During ischemia, the transport of molecules in the extracellular space (ECS) is obstructed in comparison with healthy brain tissue, but the cause is unknown. Extracellular tortuosity (lambda), normally 1.6, increases to 1.9 in ischemic thick brain slices (1000 microm), but drops to 1.5 when 70,000 Mr dextran (dex70) is added to the tissue as a background macromolecule. We hypothesized that the ischemic increase in lambda arises from diffusion delays in newly formed dead-space microdomains of the ECS. Accordingly, lambda decreases when dead-space diffusion is eliminated by trapping dex70 in these microdomains. We tested our hypothesis by analyzing the diffusion of several molecules in neocortical slices. First we showed that diffusion of fluorescent dex70 in thick slices declined over time, indicating the entrapment of background macromolecules. Next, we measured diffusion of tetramethylammonium (TMA+) (74 Mr) to show that the reduction of lambda depended on the size of the background macromolecule. Thesynthetic polymer, 40,000 Mr polyvinylpyrrolidone, reduced lambda in thick slices, whereas 10,000 Mr dextran did not. The dex70 was also effective in normoxic slices (400 microm) after hypoosmotic stress altered the ECS to mimic ischemia. Finally, the dex70 effect was confirmed independently of TMA+ using fluorescent 3000 Mr dextran as a diffusion marker in thick slices: lambda decreased from 3.29 to 2.44. Taken together, these data support our hypothesis and offer a novel explanation for the origin of the large lambda observed in ischemic brain. A semiquantitative model of dead-space diffusion corroborates this new interpretation of lambda.

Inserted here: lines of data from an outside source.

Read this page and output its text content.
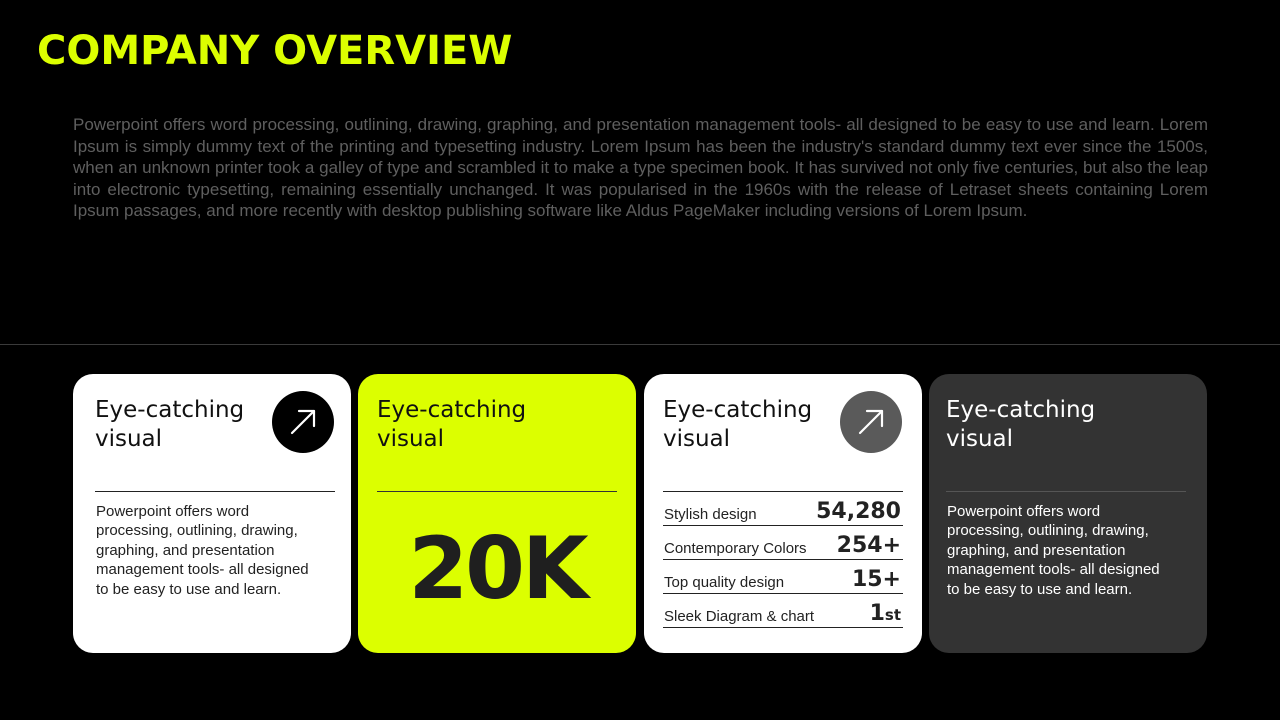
COMPANY OVERVIEW

Powerpoint offers word processing, outlining, drawing, graphing, and presentation management tools- all designed to be easy to use and learn. Lorem Ipsum is simply dummy text of the printing and typesetting industry. Lorem Ipsum has been the industry's standard dummy text ever since the 1500s, when an unknown printer took a galley of type and scrambled it to make a type specimen book. It has survived not only five centuries, but also the leap into electronic typesetting, remaining essentially unchanged. It was popularised in the 1960s with the release of Letraset sheets containing Lorem Ipsum passages, and more recently with desktop publishing software like Aldus PageMaker including versions of Lorem Ipsum.

Eye-catching visual

Powerpoint offers word processing, outlining, drawing, graphing, and presentation management tools- all designed to be easy to use and learn.

Eye-catching visual
20K
Eye-catching visual
Stylish design	54,280
Contemporary Colors 254+
Top quality design	15+
Sleek Diagram & chart	1st
Eye-catching visual

Powerpoint offers word processing, outlining, drawing, graphing, and presentation management tools- all designed to be easy to use and learn.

机译:在缺血期间,与健康的脑组织相比,分子在细胞外空间(ECS)中的运输受阻,但原因尚不清楚。在局部缺血的厚脑片(1000微米)中,细胞外弯曲(λ)通常为1.6,增加到1.9,但是当将70,000右旋糖酐(dex70)作为背景大分子添加到组织中时,其降低到1.5。我们假设lambda的缺血性增加是由于ECS新形成的死空间微区中的扩散延迟所致。因此,当通过在这些微区中捕获dex70消除死区扩散时,λ减小。我们通过分析新皮质切片中几个分子的扩散来检验我们的假设。首先,我们证明了荧光dex70在厚切片中的扩散随着时间的推移而下降,这表明背景大分子被捕获。接下来,我们测量了四甲基铵(TMA +)(74 Mr)的扩散,表明λ的减少取决于背景大分子的大小。合成聚合物40,000先生聚乙烯吡咯烷酮减少了厚片中的λ,而10,000先生右旋糖酐则没有。低渗应激改变ECS以模拟缺血后,dex70在常氧切片(400微米)中也有效。最后,使用荧光3000 Mr dextran作为扩散标记在厚切片中独立于TMA +证实了dex70的作用:λ从3.29降至2.44。综上所述,这些数据支持了我们的假设,并为缺血性脑中观察到的大λ的起源提供了新颖的解释。死空间扩散的半定量模型证实了这种对λ的新解释。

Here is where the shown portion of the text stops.